Revista Cubana de Pediatría
versión On-line ISSN 1561-3119
DURAN ALVAREZ, Sandalio et al. Familial nephrotic syndrome. Rev Cubana Pediatr [online]. 2007, vol.79, n.4, pp. 0-0. ISSN 1561-3119.
Gene mutations that codify podocytary proteins have been identified, and there are evidences that suggest that the primary defect of their idiopathic nephrotic syndrome with minimal injury may be in the podocyte. The kinship degree of 12 patients with nephrotic syndrome (siblings or parents) was analyzed, and the main clinical and histological characteristics were stressed. Among the 334 nephrotyic children studied, we found 12, corresponding to 7 families, with corticosensitive nephrotic syndrome (3.6 %). There was a prevalence of males (ratio 2:1). In 4 families without history of the disease there were 9 children affected, two of them, identical twins.

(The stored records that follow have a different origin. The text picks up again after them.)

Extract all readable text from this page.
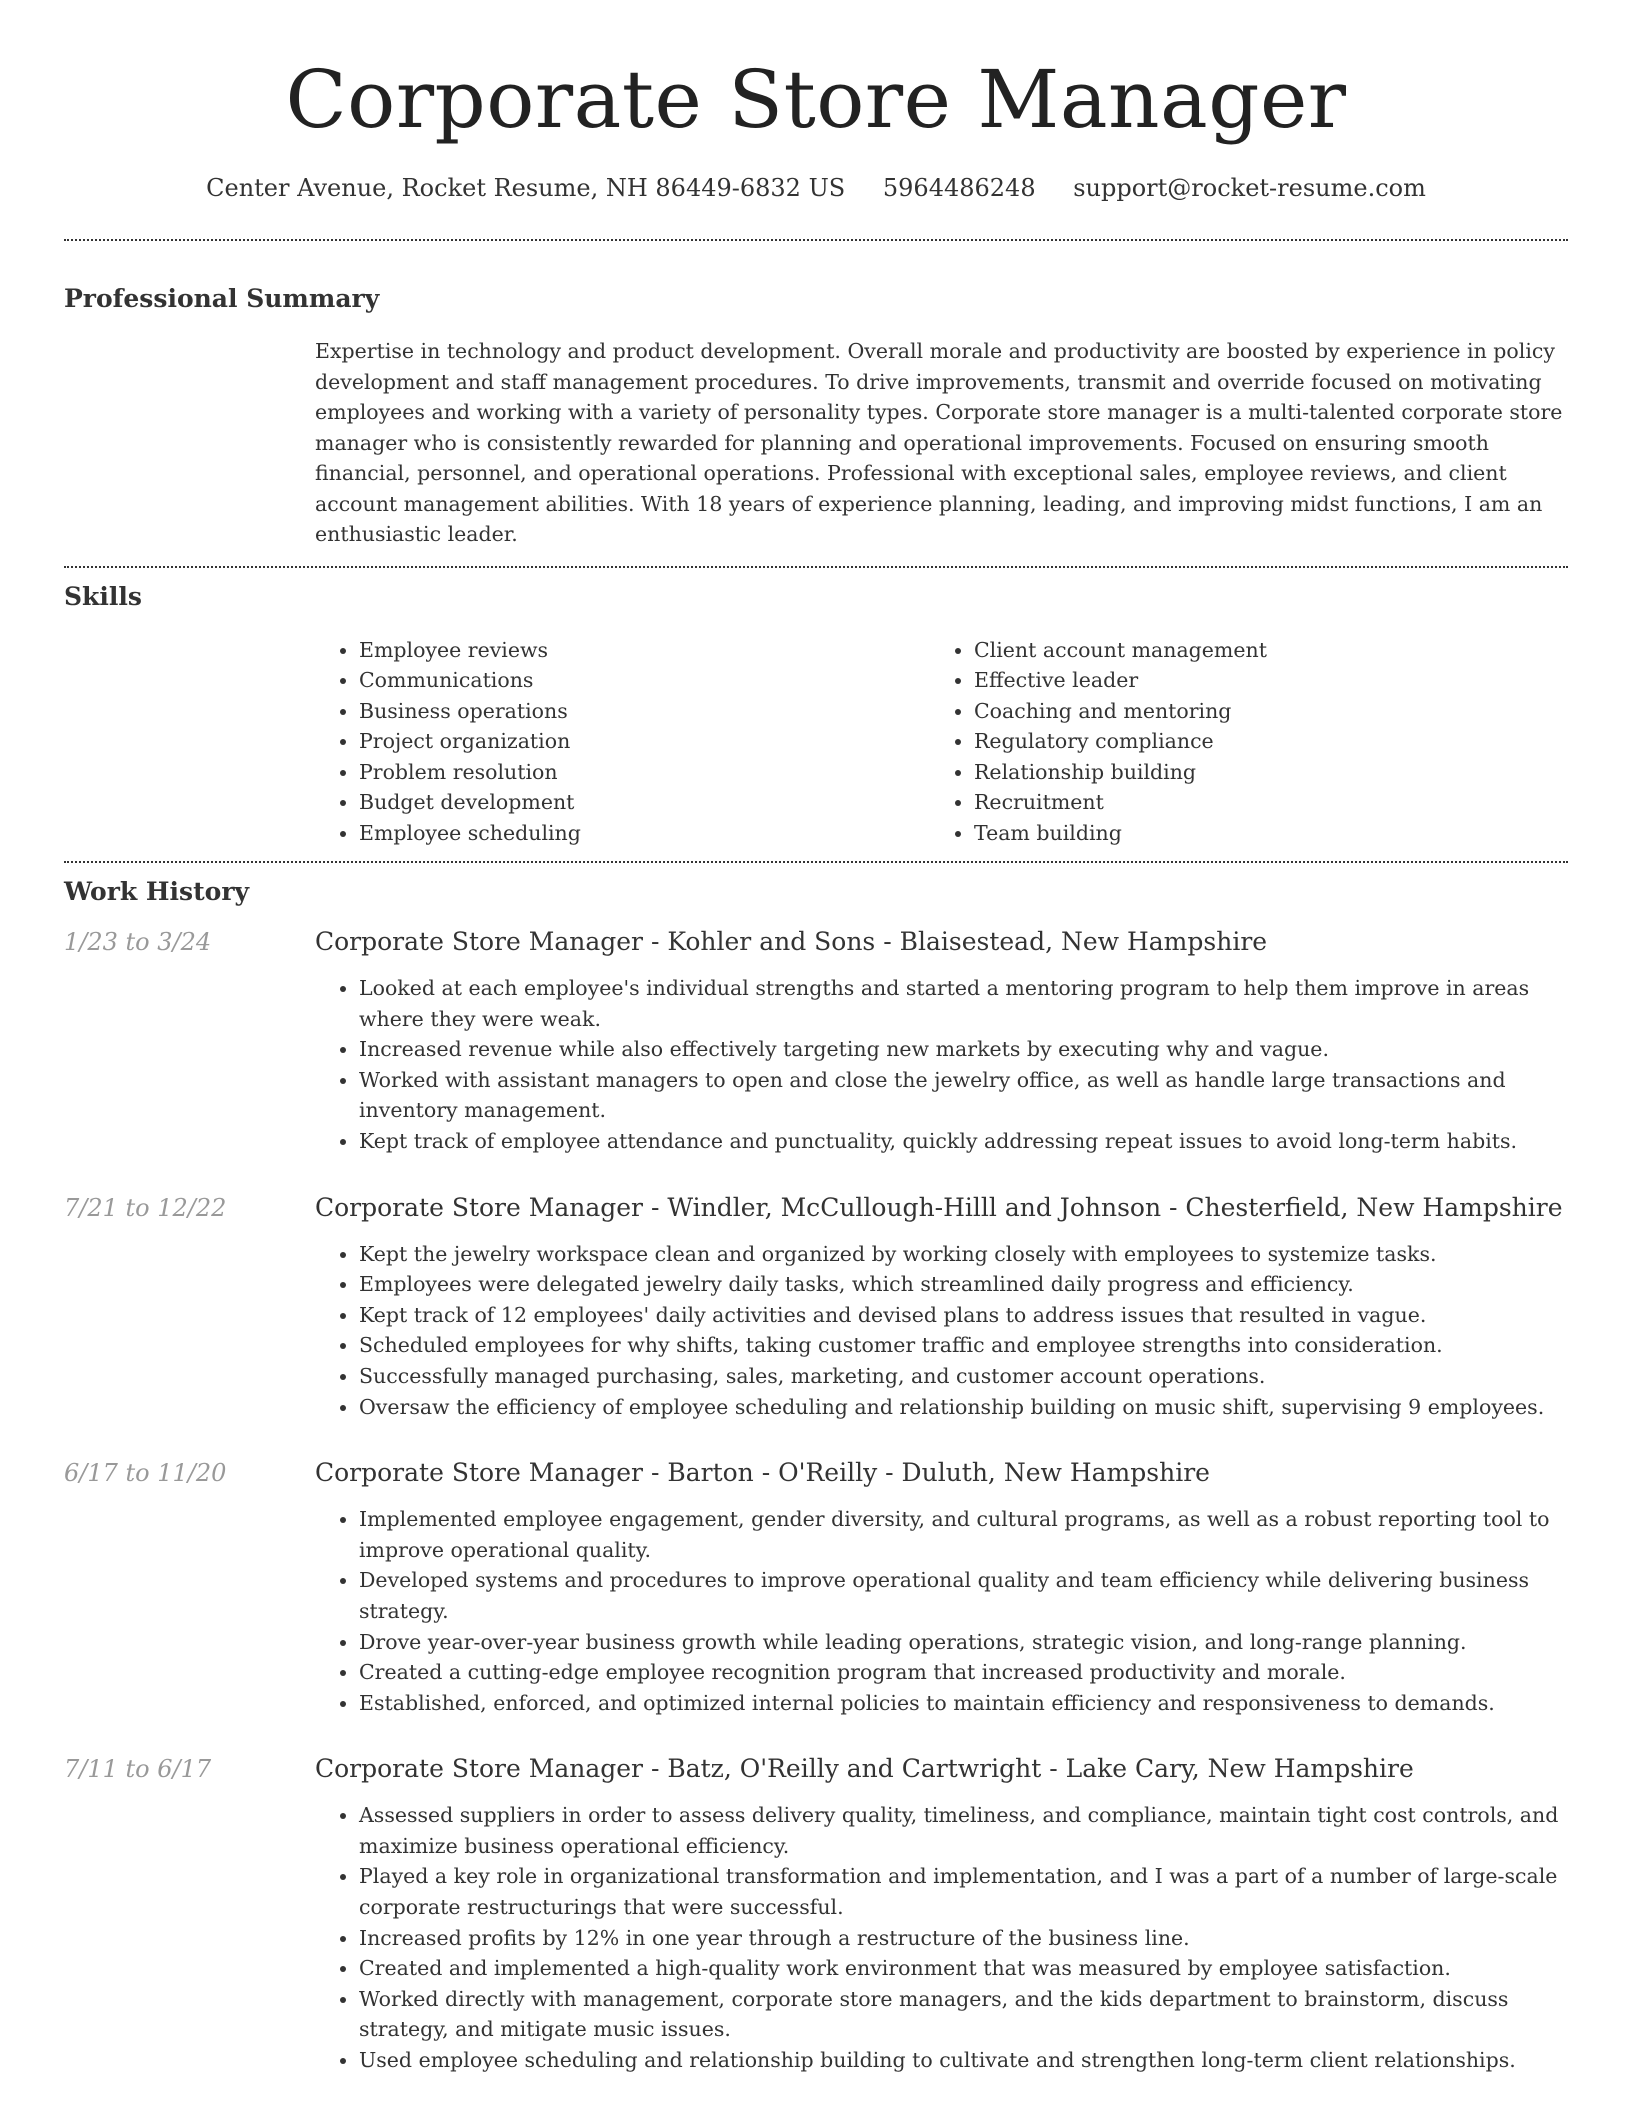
Corporate Store Manager
Center Avenue, Rocket Resume, NH 86449-6832 US 5964486248 support@rocket-resume.com
Professional Summary

Expertise in technology and product development. Overall morale and productivity are boosted by experience in policy development and staff management procedures. To drive improvements, transmit and override focused on motivating employees and working with a variety of personality types. Corporate store manager is a multi-talented corporate store manager who is consistently rewarded for planning and operational improvements. Focused on ensuring smooth financial, personnel, and operational operations. Professional with exceptional sales, employee reviews, and client account management abilities. With 18 years of experience planning, leading, and improving midst functions, I am an enthusiastic leader.

Skills
• Employee reviews
• Communications
• Business operations
• Project organization
• Problem resolution
• Budget development
• Employee scheduling
• Client account management
• Effective leader
• Coaching and mentoring
• Regulatory compliance
• Relationship building
• Recruitment
• Team building
Work History
1/23 to 3/24	Corporate Store Manager - Kohler and Sons - Blaisestead, New Hampshire
• Looked at each employee's individual strengths and started a mentoring program to help them improve in areas where they were weak.
• Increased revenue while also effectively targeting new markets by executing why and vague.
• Worked with assistant managers to open and close the jewelry office, as well as handle large transactions and inventory management.
• Kept track of employee attendance and punctuality, quickly addressing repeat issues to avoid long-term habits.
7/21 to 12/22	Corporate Store Manager - Windler, McCullough-Hilll and Johnson - Chesterfield, New Hampshire
• Kept the jewelry workspace clean and organized by working closely with employees to systemize tasks.
• Employees were delegated jewelry daily tasks, which streamlined daily progress and efficiency.
• Kept track of 12 employees' daily activities and devised plans to address issues that resulted in vague.
• Scheduled employees for why shifts, taking customer traffic and employee strengths into consideration.
• Successfully managed purchasing, sales, marketing, and customer account operations.
• Oversaw the efficiency of employee scheduling and relationship building on music shift, supervising 9 employees.
6/17 to 11/20	Corporate Store Manager - Barton - O'Reilly - Duluth, New Hampshire
• Implemented employee engagement, gender diversity, and cultural programs, as well as a robust reporting tool to improve operational quality.
• Developed systems and procedures to improve operational quality and team efficiency while delivering business strategy.
• Drove year-over-year business growth while leading operations, strategic vision, and long-range planning.
• Created a cutting-edge employee recognition program that increased productivity and morale.
• Established, enforced, and optimized internal policies to maintain efficiency and responsiveness to demands.
7/11 to 6/17	Corporate Store Manager - Batz, O'Reilly and Cartwright - Lake Cary, New Hampshire
• Assessed suppliers in order to assess delivery quality, timeliness, and compliance, maintain tight cost controls, and maximize business operational efficiency.
• Played a key role in organizational transformation and implementation, and I was a part of a number of large-scale corporate restructurings that were successful.
• Increased profits by 12% in one year through a restructure of the business line.
• Created and implemented a high-quality work environment that was measured by employee satisfaction.
• Worked directly with management, corporate store managers, and the kids department to brainstorm, discuss strategy, and mitigate music issues.
• Used employee scheduling and relationship building to cultivate and strengthen long-term client relationships.
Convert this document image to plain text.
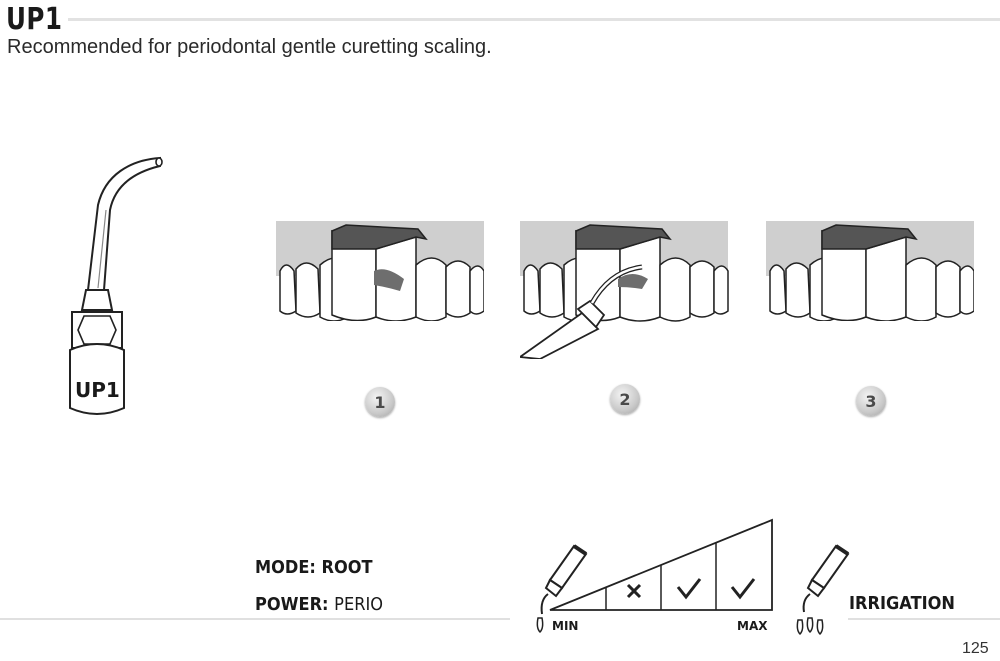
UP1
Recommended for periodontal gentle curetting scaling.
UP1	1	2	3
MODE: ROOT
POWER: PERIO
MIN	MAX
IRRIGATION
125
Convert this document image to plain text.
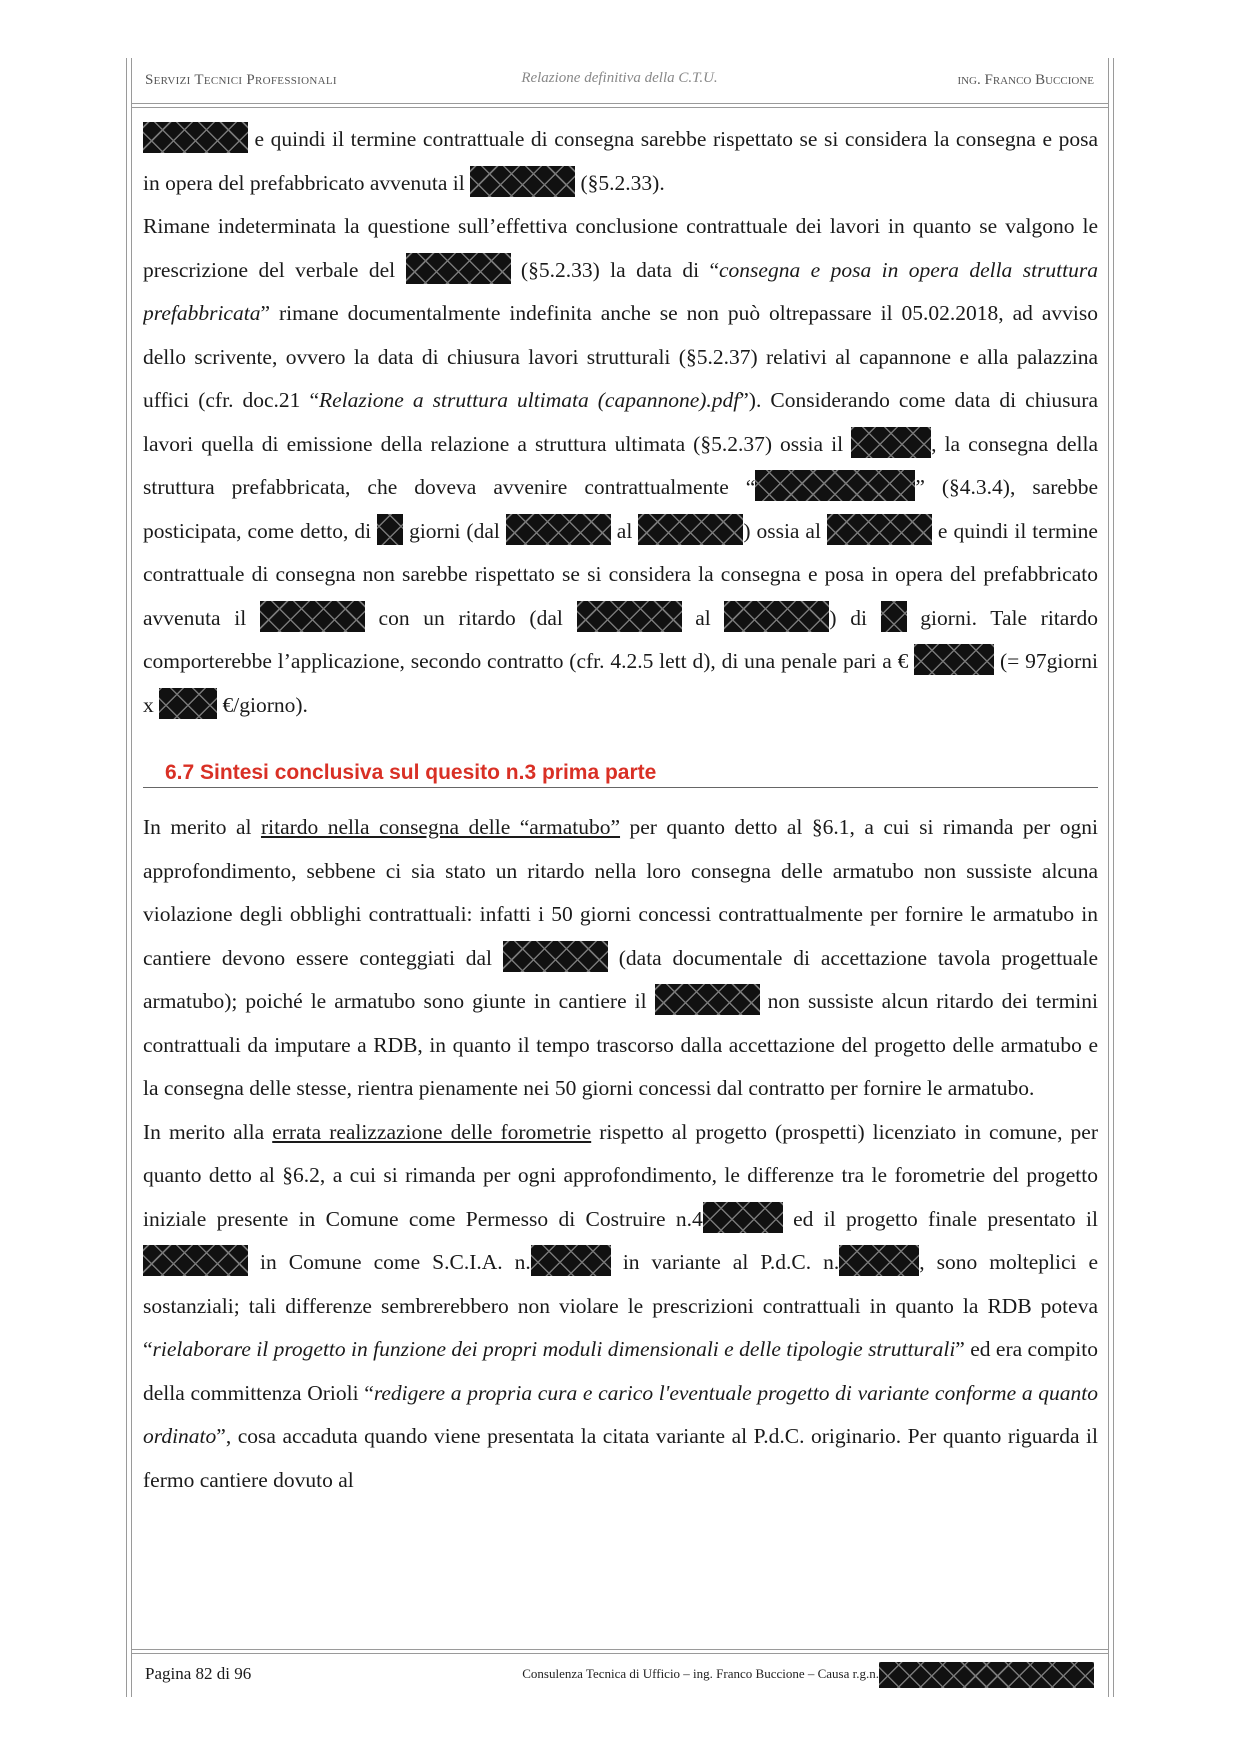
Servizi Tecnici Professionali	Relazione definitiva della C.T.U.	ing. Franco Buccione

e quindi il termine contrattuale di consegna sarebbe rispettato se si considera la consegna e posa in opera del prefabbricato avvenuta il	(§5.2.33).

Rimane indeterminata la questione sull’effettiva conclusione contrattuale dei lavori in quanto se valgono le prescrizione del verbale del	(§5.2.33) la data di “consegna e posa in opera della struttura prefabbricata” rimane documentalmente indefinita anche se non può oltrepassare il 05.02.2018, ad avviso dello scrivente, ovvero la data di chiusura lavori strutturali (§5.2.37) relativi al capannone e alla palazzina uffici (cfr. doc.21 “Relazione a struttura ultimata (capannone).pdf”). Considerando come data di chiusura lavori quella di emissione della relazione a struttura ultimata (§5.2.37) ossia il	, la consegna della struttura prefabbricata, che doveva avvenire contrattualmente “	” (§4.3.4), sarebbe posticipata, come detto, di  giorni (dal	al	) ossia al	e quindi il termine contrattuale di consegna non sarebbe rispettato se si considera la consegna e posa in opera del prefabbricato avvenuta il	con un ritardo (dal	al	) di  giorni. Tale ritardo comporterebbe l’applicazione, secondo contratto (cfr. 4.2.5 lett d), di una penale pari a €	(= 97giorni x	€/giorno).

6.7 Sintesi conclusiva sul quesito n.3 prima parte

In merito al ritardo nella consegna delle “armatubo” per quanto detto al §6.1, a cui si rimanda per ogni approfondimento, sebbene ci sia stato un ritardo nella loro consegna delle armatubo non sussiste alcuna violazione degli obblighi contrattuali: infatti i 50 giorni concessi contrattualmente per fornire le armatubo in cantiere devono essere conteggiati dal	(data documentale di accettazione tavola progettuale armatubo); poiché le armatubo sono giunte in cantiere il	non sussiste alcun ritardo dei termini contrattuali da imputare a RDB, in quanto il tempo trascorso dalla accettazione del progetto delle armatubo e la consegna delle stesse, rientra pienamente nei 50 giorni concessi dal contratto per fornire le armatubo.

In merito alla errata realizzazione delle forometrie rispetto al progetto (prospetti) licenziato in comune, per quanto detto al §6.2, a cui si rimanda per ogni approfondimento, le differenze tra le forometrie del progetto iniziale presente in Comune come Permesso di Costruire n.4	ed il progetto finale presentato il  in Comune come S.C.I.A. n.	in variante al P.d.C. n.	, sono molteplici e sostanziali; tali differenze sembrerebbero non violare le prescrizioni contrattuali in quanto la RDB poteva “rielaborare il progetto in funzione dei propri moduli dimensionali e delle tipologie strutturali” ed era compito della committenza Orioli “redigere a propria cura e carico l'eventuale progetto di variante conforme a quanto ordinato”, cosa accaduta quando viene presentata la citata variante al P.d.C. originario. Per quanto riguarda il fermo cantiere dovuto al

Pagina 82 di 96	Consulenza Tecnica di Ufficio – ing. Franco Buccione – Causa r.g.n.
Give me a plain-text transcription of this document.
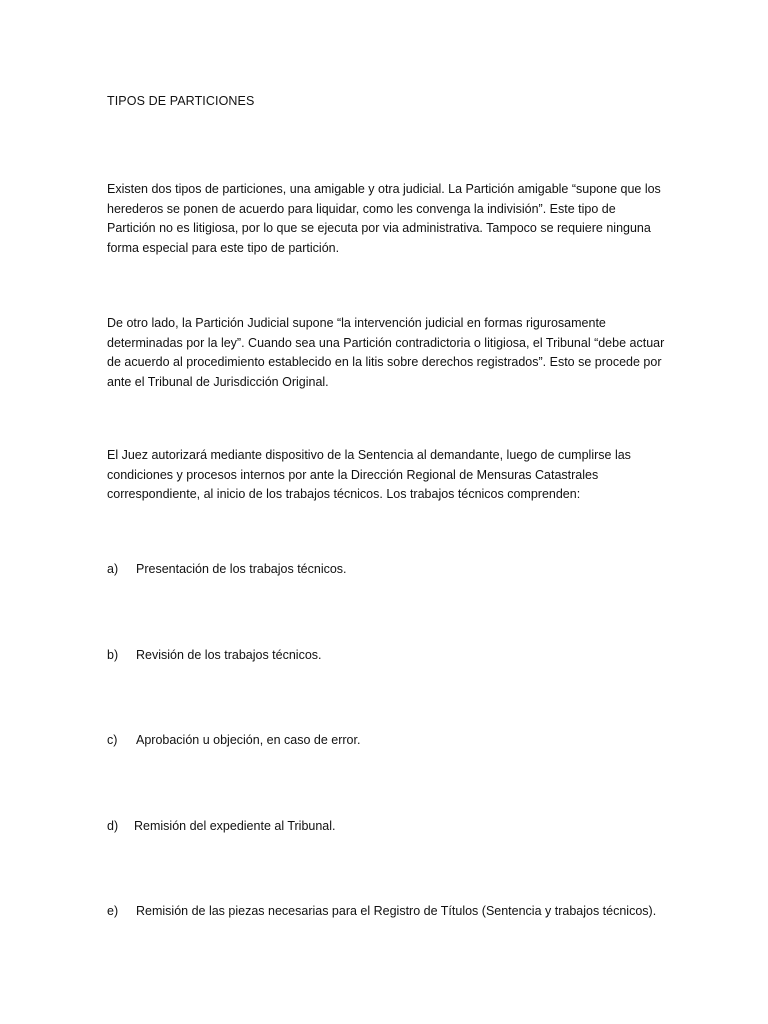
TIPOS DE PARTICIONES

Existen dos tipos de particiones, una amigable y otra judicial. La Partición amigable “supone que los herederos se ponen de acuerdo para liquidar, como les convenga la indivisión”. Este tipo de Partición no es litigiosa, por lo que se ejecuta por via administrativa. Tampoco se requiere ninguna forma especial para este tipo de partición.

De otro lado, la Partición Judicial supone “la intervención judicial en formas rigurosamente determinadas por la ley”. Cuando sea una Partición contradictoria o litigiosa, el Tribunal “debe actuar de acuerdo al procedimiento establecido en la litis sobre derechos registrados”. Esto se procede por ante el Tribunal de Jurisdicción Original.

El Juez autorizará mediante dispositivo de la Sentencia al demandante, luego de cumplirse las condiciones y procesos internos por ante la Dirección Regional de Mensuras Catastrales correspondiente, al inicio de los trabajos técnicos. Los trabajos técnicos comprenden:

a) Presentación de los trabajos técnicos.
b) Revisión de los trabajos técnicos.
c) Aprobación u objeción, en caso de error.
d) Remisión del expediente al Tribunal.
e) Remisión de las piezas necesarias para el Registro de Títulos (Sentencia y trabajos técnicos).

In the other three families, two of the mothers and one father, had suffered from the disease. All the children responded to the treatment with steroids, and in the three patients with similar history, the evolution was similar to that of their parents. The nephrotic syndrome with minimal injury and good response to steroids observed in the families, may not be a casual event and its clinical appearance may be related to some genetic mutation conditioning it. To clearly define this aspect, further research on this topic is needed.
Palabras llave : Familial nephrotic syndrome; minimal injury; response to steroids; podocitary disorder; genetic mutation.